Mercredi 9 juillet, c’est le glas de l’ancien monde qui a résonné à l’Assemblée Nationale avec l’ultime vote de la loi « visant à lever les contraintes à l’exercice du métier d’agriculteur ». Sous couvert de simplification administrative, le texte, porté par le sénateur Les Républicains Laurent Duplomb, lui-même ancien élu de la FNSEA (le syndicat majoritaire prônant l’agriculture intensive) rejoue la rhétorique éculée d’opposition entre protection de l’environnement et défense du rendement économique.

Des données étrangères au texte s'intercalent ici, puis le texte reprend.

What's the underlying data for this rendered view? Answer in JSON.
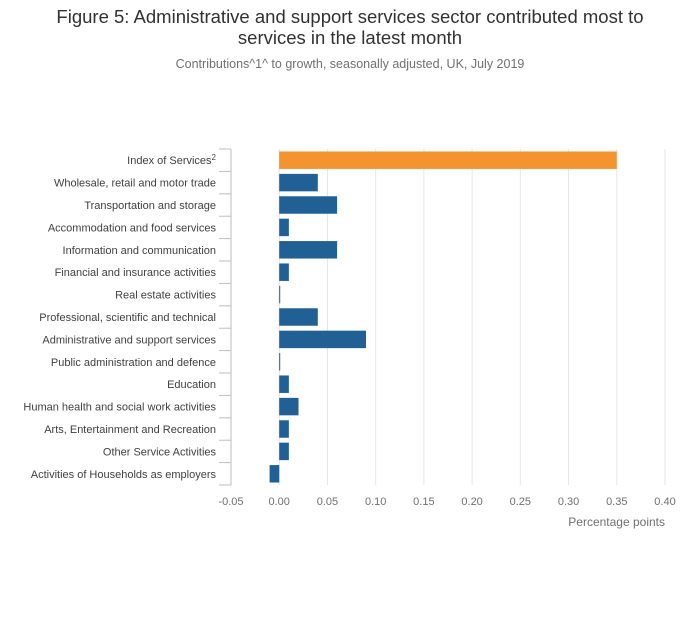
{
  "title_line1": "Figure 5: Administrative and support services sector contributed most to",
  "title_line2": "services in the latest month",
  "subtitle": "Contributions^1^ to growth, seasonally adjusted, UK, July 2019",
  "chart_data": {
    "type": "bar",
    "orientation": "horizontal",
    "categories": [
      "Index of Services",
      "Wholesale, retail and motor trade",
      "Transportation and storage",
      "Accommodation and food services",
      "Information and communication",
      "Financial and insurance activities",
      "Real estate activities",
      "Professional, scientific and technical",
      "Administrative and support services",
      "Public administration and defence",
      "Education",
      "Human health and social work activities",
      "Arts, Entertainment and Recreation",
      "Other Service Activities",
      "Activities of Households as employers"
    ],
    "category_superscripts": [
      "2",
      "",
      "",
      "",
      "",
      "",
      "",
      "",
      "",
      "",
      "",
      "",
      "",
      "",
      ""
    ],
    "values": [
      0.35,
      0.04,
      0.06,
      0.01,
      0.06,
      0.01,
      0.0,
      0.04,
      0.09,
      0.0,
      0.01,
      0.02,
      0.01,
      0.01,
      -0.01
    ],
    "highlight_index": 0,
    "colors": {
      "highlight": "#f39431",
      "default": "#206095"
    },
    "xlim": [
      -0.05,
      0.4
    ],
    "xticks": [
      -0.05,
      0.0,
      0.05,
      0.1,
      0.15,
      0.2,
      0.25,
      0.3,
      0.35,
      0.4
    ],
    "xtick_labels": [
      "-0.05",
      "0.00",
      "0.05",
      "0.10",
      "0.15",
      "0.20",
      "0.25",
      "0.30",
      "0.35",
      "0.40"
    ],
    "xlabel": "Percentage points",
    "ylabel": "",
    "grid": true
  }
}
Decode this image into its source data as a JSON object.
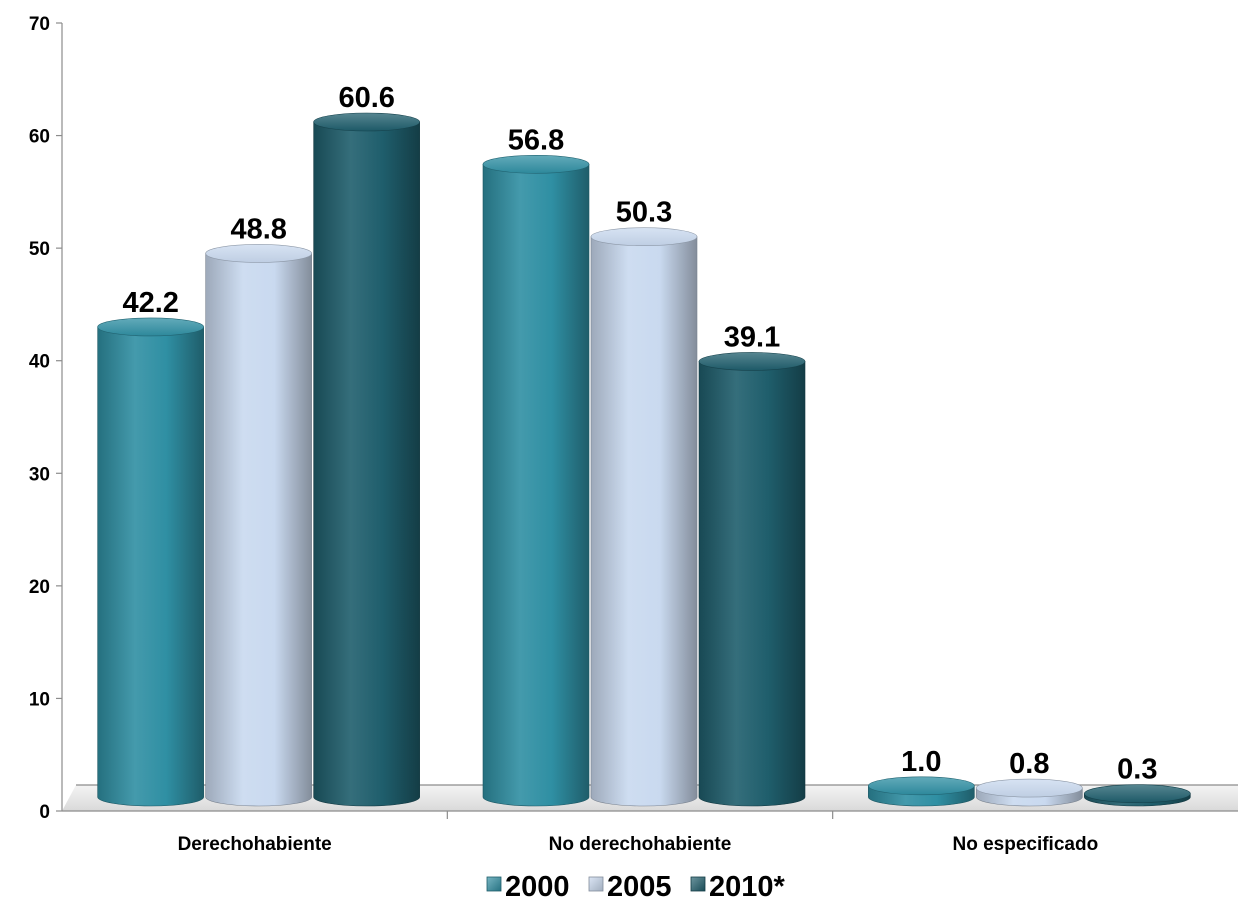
{
  "chart_data": {
    "type": "bar",
    "categories": [
      "Derechohabiente",
      "No derechohabiente",
      "No especificado"
    ],
    "series": [
      {
        "name": "2000",
        "values": [
          42.2,
          56.8,
          1.0
        ],
        "color": "#2f8fa3"
      },
      {
        "name": "2005",
        "values": [
          48.8,
          50.3,
          0.8
        ],
        "color": "#c9d9ef"
      },
      {
        "name": "2010*",
        "values": [
          60.6,
          39.1,
          0.3
        ],
        "color": "#1f5e6c"
      }
    ],
    "data_labels": [
      [
        "42.2",
        "56.8",
        "1.0"
      ],
      [
        "48.8",
        "50.3",
        "0.8"
      ],
      [
        "60.6",
        "39.1",
        "0.3"
      ]
    ],
    "y_ticks": [
      0,
      10,
      20,
      30,
      40,
      50,
      60,
      70
    ],
    "ylim": [
      0,
      70
    ],
    "grid": false,
    "legend": "bottom",
    "title": "",
    "xlabel": "",
    "ylabel": ""
  }
}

Bien au contraire, les mesures emblématiques du texte, en cherchant à maintenir à tout prix le système productiviste responsable de la crise agricole actuelle, ne défendent rien d’autre que les intérêts corporatistes des géants de l’agroalimentaire.
Les parlementaires ont ainsi entériné d’importants reculs pour la biodiversité et la santé des travailleur-euses. Au premier rang, la réintroduction sous conditions de l’acétamipride, un néonicotinoïde dont l’utilisation a été suspendue dès 2018 en France, en raison de sa nocivité pour les abeilles et de sa possible responsabilité dans le développement de cancers chez les personnes exposées. Ce retour, jugé incompréhensible par la communauté scientifique et les syndicats paysans, serait justifié par l’autorisation de l’insecticide dans le reste de l’Union Européenne, et l’idée d’une concurrence économique déloyale pour les producteur-ices français-es. Même son de cloche pour la facilitation de l’implantation des élevages intensifs, ou la mise sous tutelle de l’Office Français de la Biodiversité à la préfecture, censées favoriser le rendement. La loi confère également aux méga-bassines un statut « d’intérêt général majeur ». Ces réservoirs artificiels, utilisés pour stocker à l’air libre de l’eau en prévision des périodes de sécheresses, sont pointés du doigt comme un accaparement d’un bien commun par une petite minorité, aggravant la situation dans des régions en tension d’approvisionnement. Pour sauver l’agriculture française, il n’y aurait visiblement qu’une seule voie : produire toujours plus et plus vite, sans aucune considération pour la soutenabilité sociale et environnementale de notre système sur le long terme.
La séquence est d’autant plus amère que le processus parlementaire a été inédit. En mai dernier, le rapporteur LR déposait en première lecture une motion de rejet sur son propre texte pour en accélérer l’adoption. Cette manœuvre, conduisant au renvoi direct devant la Commission Paritaire Mixte a coupé court à l’examen des 3500 amendements déposés par la gauche. Ce sont finalement 14 sénateur-ices et 13 député-es, dont la moitié assume publiquement une proximité idéologique forte avec les défenseurs du système conventionnel, qui ont tranché en faveur du texte sans qu’un débat démocratique n’ait pu avoir lieu. Il aurait été l’occasion, pourtant, de faire entendre d’autres voix : celles des collectifs citoyens, militant-es écologistes et agriculteur-ices, confronté-es sur le terrain aux réalités concrètes du changement climatique, et qui appellent de leur voeu l’invention d’un autre modèle.